Calibrating Heston to Variance Swaps - a bad idea?
An interesting idea to calibrate the Heston model in a more stable manner and reduce the calibration time is to make use of variance swap prices. Indeed, there is a simple formula for the theoretical price of a variance swap in the Heston model.
The idea was studied in the paper Heston model: the variance swap calibration by F. Guillaume and W. Schoutens back in 2014. The authors however only used the variance swap calibration as an initial guess. How bad would it be to fix the parameters altogether, as in a variance curve approach?
It turns out it can be quite bad since the Heston model does not allow to represent many shapes of the variance swap term structure. Below is an example of term-structure calibration on SPX as of October 2024.
Term-structure of variance swap prices.
The term-structure is V-shaped, and Heston can not fit well to this. The best fit leads to non-sensical parameters with a nearly zero kappa (mean reversion speed) and an exploding long-term mean theta.
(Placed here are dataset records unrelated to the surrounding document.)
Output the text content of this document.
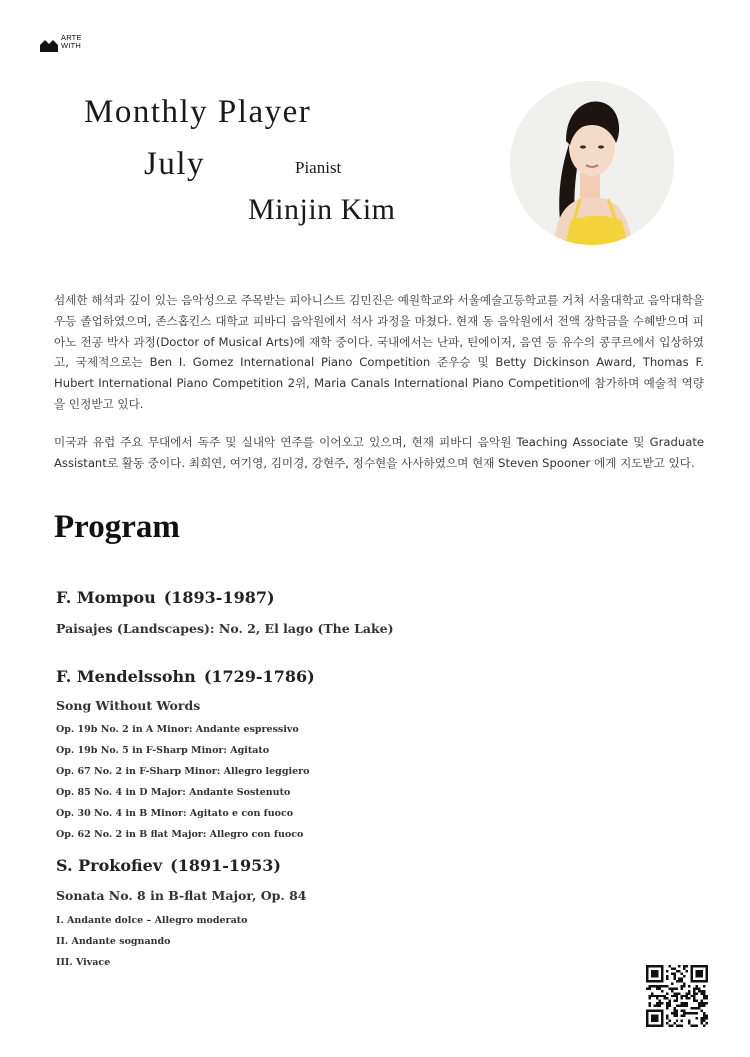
ARTE
WITH
Monthly Player
July	Pianist
Minjin Kim

섬세한 해석과 깊이 있는 음악성으로 주목받는 피아니스트 김민진은 예원학교와 서울예술고등학교를 거쳐 서울대학교 음악대학을 우등 졸업하였으며, 존스홉킨스 대학교 피바디 음악원에서 석사 과정을 마쳤다. 현재 동 음악원에서 전액 장학금을 수혜받으며 피아노 전공 박사 과정(Doctor of Musical Arts)에 재학 중이다. 국내에서는 난파, 틴에이저, 음연 등 유수의 콩쿠르에서 입상하였고, 국제적으로는 Ben I. Gomez International Piano Competition 준우승 및 Betty Dickinson Award, Thomas F. Hubert International Piano Competition 2위, Maria Canals International Piano Competition에 참가하며 예술적 역량을 인정받고 있다.

미국과 유럽 주요 무대에서 독주 및 실내악 연주를 이어오고 있으며, 현재 피바디 음악원 Teaching Associate 및 Graduate Assistant로 활동 중이다. 최희연, 여기영, 김미경, 강현주, 정수현을 사사하였으며 현재 Steven Spooner 에게 지도받고 있다.

Program
F. Mompou (1893-1987)
Paisajes (Landscapes): No. 2, El lago (The Lake)
F. Mendelssohn (1729-1786)
Song Without Words
Op. 19b No. 2 in A Minor: Andante espressivo
Op. 19b No. 5 in F-Sharp Minor: Agitato
Op. 67 No. 2 in F-Sharp Minor: Allegro leggiero
Op. 85 No. 4 in D Major: Andante Sostenuto
Op. 30 No. 4 in B Minor: Agitato e con fuoco
Op. 62 No. 2 in B flat Major: Allegro con fuoco
S. Prokofiev (1891-1953)
Sonata No. 8 in B-flat Major, Op. 84
I. Andante dolce – Allegro moderato
II. Andante sognando
III. Vivace
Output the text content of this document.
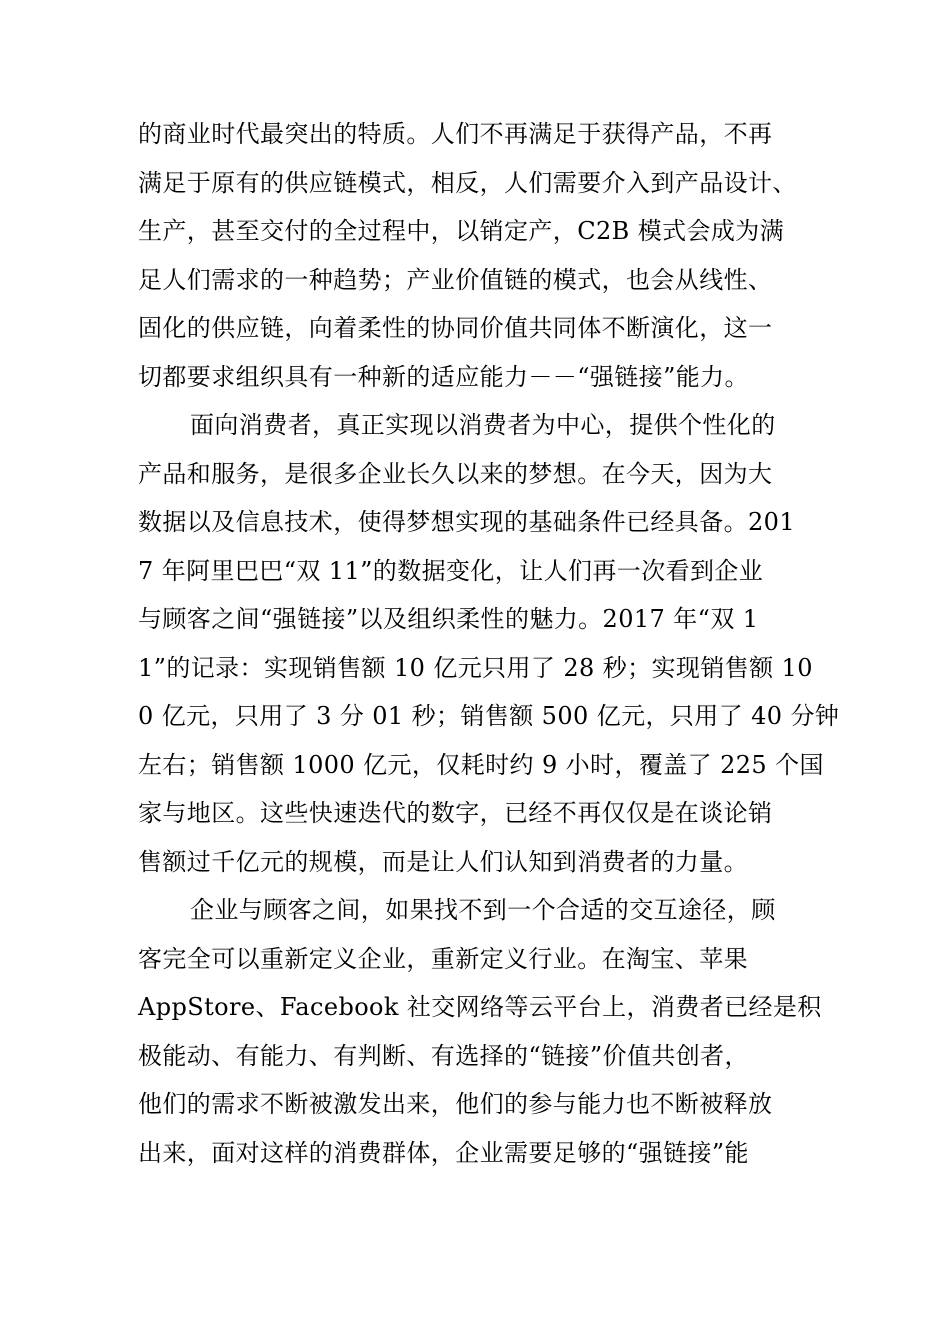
的商业时代最突出的特质。人们不再满足于获得产品，不再
满足于原有的供应链模式，相反，人们需要介入到产品设计、
生产，甚至交付的全过程中，以销定产，C2B 模式会成为满
足人们需求的一种趋势；产业价值链的模式，也会从线性、
固化的供应链，向着柔性的协同价值共同体不断演化，这一
切都要求组织具有一种新的适应能力－－“强链接”能力。
面向消费者，真正实现以消费者为中心，提供个性化的
产品和服务，是很多企业长久以来的梦想。在今天，因为大
数据以及信息技术，使得梦想实现的基础条件已经具备。201
7 年阿里巴巴“双 11”的数据变化，让人们再一次看到企业
与顾客之间“强链接”以及组织柔性的魅力。2017 年“双 1
1”的记录：实现销售额 10 亿元只用了 28 秒；实现销售额 10
0 亿元，只用了 3 分 01 秒；销售额 500 亿元，只用了 40 分钟
左右；销售额 1000 亿元，仅耗时约 9 小时，覆盖了 225 个国
家与地区。这些快速迭代的数字，已经不再仅仅是在谈论销
售额过千亿元的规模，而是让人们认知到消费者的力量。
企业与顾客之间，如果找不到一个合适的交互途径，顾
客完全可以重新定义企业，重新定义行业。在淘宝、苹果
AppStore、Facebook 社交网络等云平台上，消费者已经是积
极能动、有能力、有判断、有选择的“链接”价值共创者，
他们的需求不断被激发出来，他们的参与能力也不断被释放
出来，面对这样的消费群体，企业需要足够的“强链接”能
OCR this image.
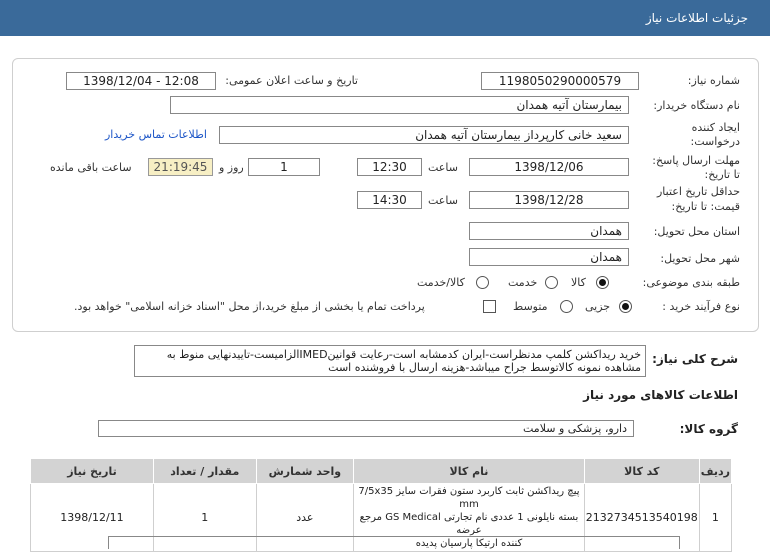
جزئیات اطلاعات نیاز
شماره نیاز:
1198050290000579
تاریخ و ساعت اعلان عمومی:
1398/12/04 - 12:08
نام دستگاه خریدار:
بیمارستان آتیه همدان
ایجاد کننده
درخواست:
سعید خانی کارپرداز بیمارستان آتیه همدان
اطلاعات تماس خریدار
مهلت ارسال پاسخ:
تا تاریخ:
1398/12/06
ساعت
12:30
1
روز و
21:19:45
ساعت باقی مانده
حداقل تاریخ اعتبار
قیمت: تا تاریخ:
1398/12/28
ساعت
14:30
استان محل تحویل:
همدان
شهر محل تحویل:
همدان
طبقه بندی موضوعی:
کالا
خدمت
کالا/خدمت
نوع فرآیند خرید :
جزیی
متوسط
پرداخت تمام یا بخشی از مبلغ خرید،از محل "اسناد خزانه اسلامی" خواهد بود.
شرح کلی نیاز:
خرید ریداکشن کلمپ مدنظراست-ایران کدمشابه است-رعایت قوانینIMEDالزامیست-تاییدنهایی منوط به مشاهده نمونه کالاتوسط جراح میباشد-هزینه ارسال با فروشنده است
اطلاعات کالاهای مورد نیاز
گروه کالا:
دارو، پزشکی و سلامت
ردیف	کد کالا	نام کالا	واحد شمارش	مقدار / تعداد	تاریخ نیاز
1	2132734513540198	پیچ ریداکشن ثابت کاربرد ستون فقرات سایز 7/5x35 mm
بسته نایلونی 1 عددی نام تجارتی GS Medical مرجع عرضه
کننده ارتیکا پارسیان پدیده	عدد	1	1398/12/11
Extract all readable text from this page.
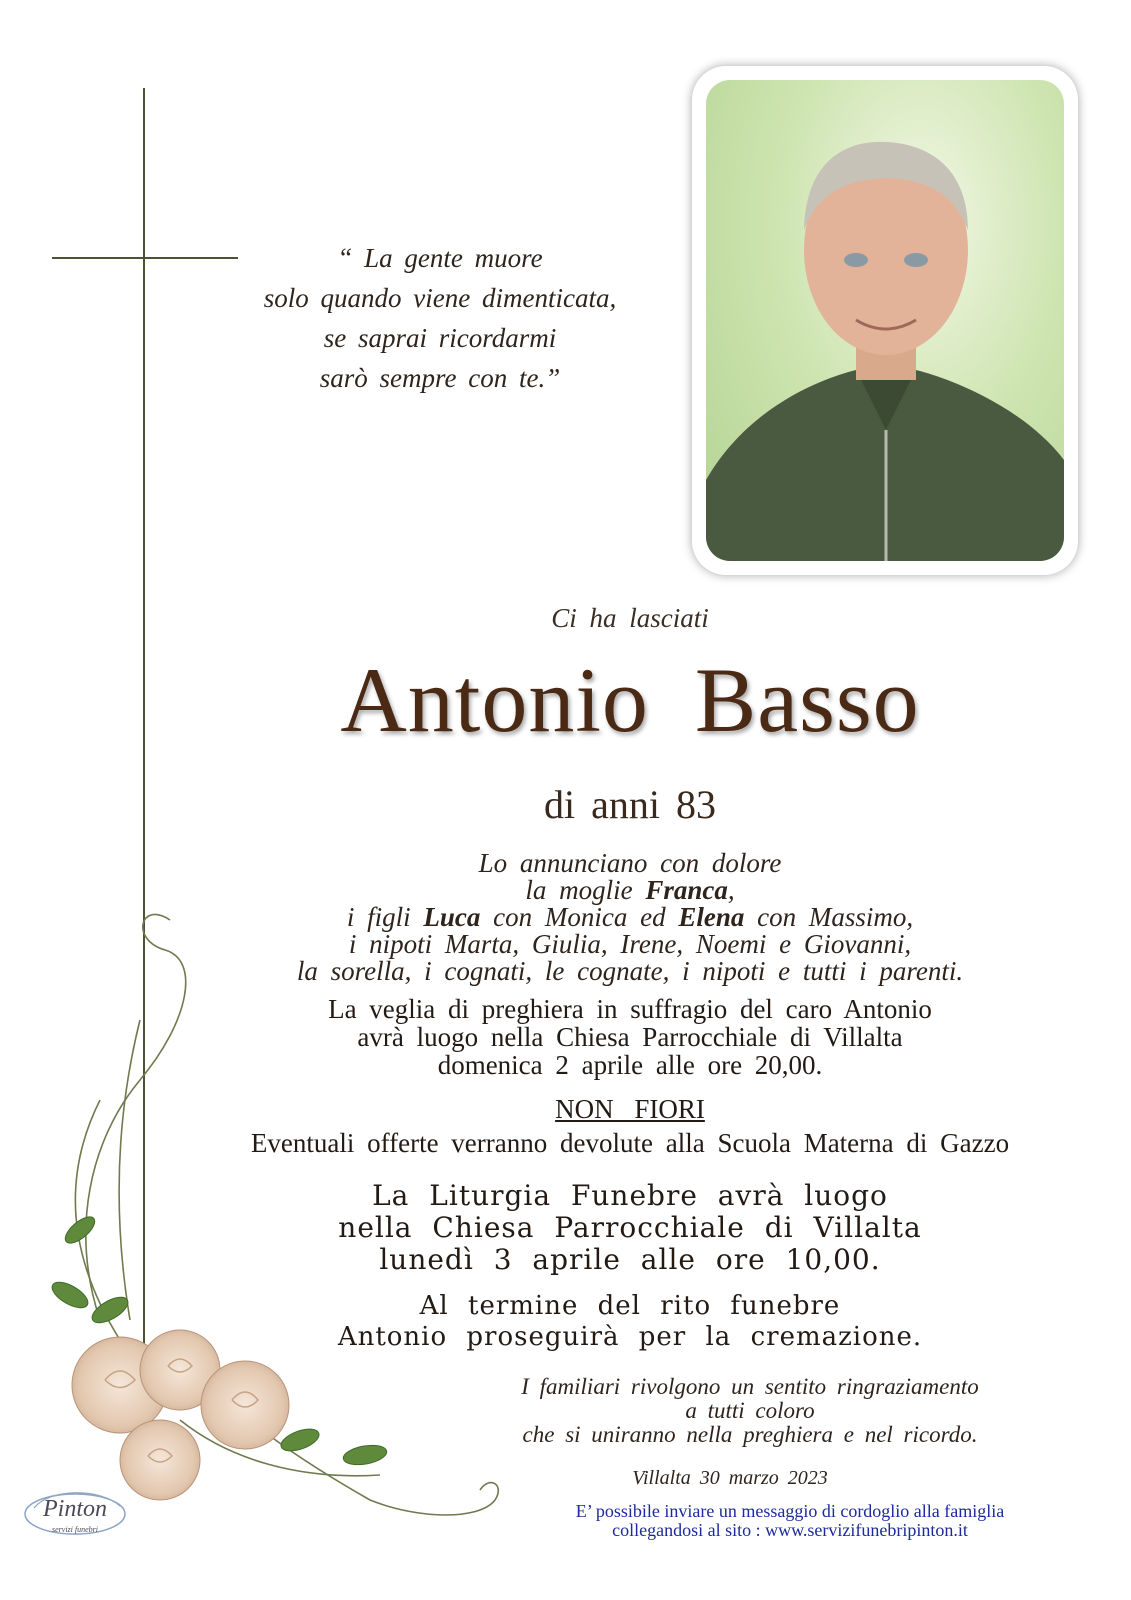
“ La gente muore
solo quando viene dimenticata,
se saprai ricordarmi
sarò sempre con te.”
Ci ha lasciati
Antonio Basso
di anni 83
Lo annunciano con dolore
la moglie Franca,
i figli Luca con Monica ed Elena con Massimo,
i nipoti Marta, Giulia, Irene, Noemi e Giovanni,
la sorella, i cognati, le cognate, i nipoti e tutti i parenti.
La veglia di preghiera in suffragio del caro Antonio
avrà luogo nella Chiesa Parrocchiale di Villalta
domenica 2 aprile alle ore 20,00.
NON FIORI
Eventuali offerte verranno devolute alla Scuola Materna di Gazzo
La Liturgia Funebre avrà luogo
nella Chiesa Parrocchiale di Villalta
lunedì 3 aprile alle ore 10,00.
Al termine del rito funebre
Antonio proseguirà per la cremazione.
I familiari rivolgono un sentito ringraziamento
a tutti coloro
che si uniranno nella preghiera e nel ricordo.
Villalta 30 marzo 2023
E’ possibile inviare un messaggio di cordoglio alla famiglia
collegandosi al sito : www.servizifunebripinton.it
Pinton
servizi funebri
The next figure shows why it is non-sensical: because the kappa is very small, the variance will very often reach zero.
Sample path of the variance process (in terms of vol) using the Euler scheme with full truncation.
The calibration using inverse vega weights on vanilla option prices leads a not much worse fit of the variance swap term structure, but exhibits a much to high, unrealistic vol-of-vol of 184%, while a calibration on equally weighted option prices does not fit the term structure well at all.
Somewhat interestingly, the Double-Heston model allows to fit the term-structure much better, but it is far from obvious that the resulting calibrated parameters are much more realistic as it typically leads to process with very small kappa or a process with very small theta (but as there are two processes, it may be more acceptable).
Previously, I had explored a similar subject for the Schobel-Zhu model. It turns out that Heston is not much more practical either.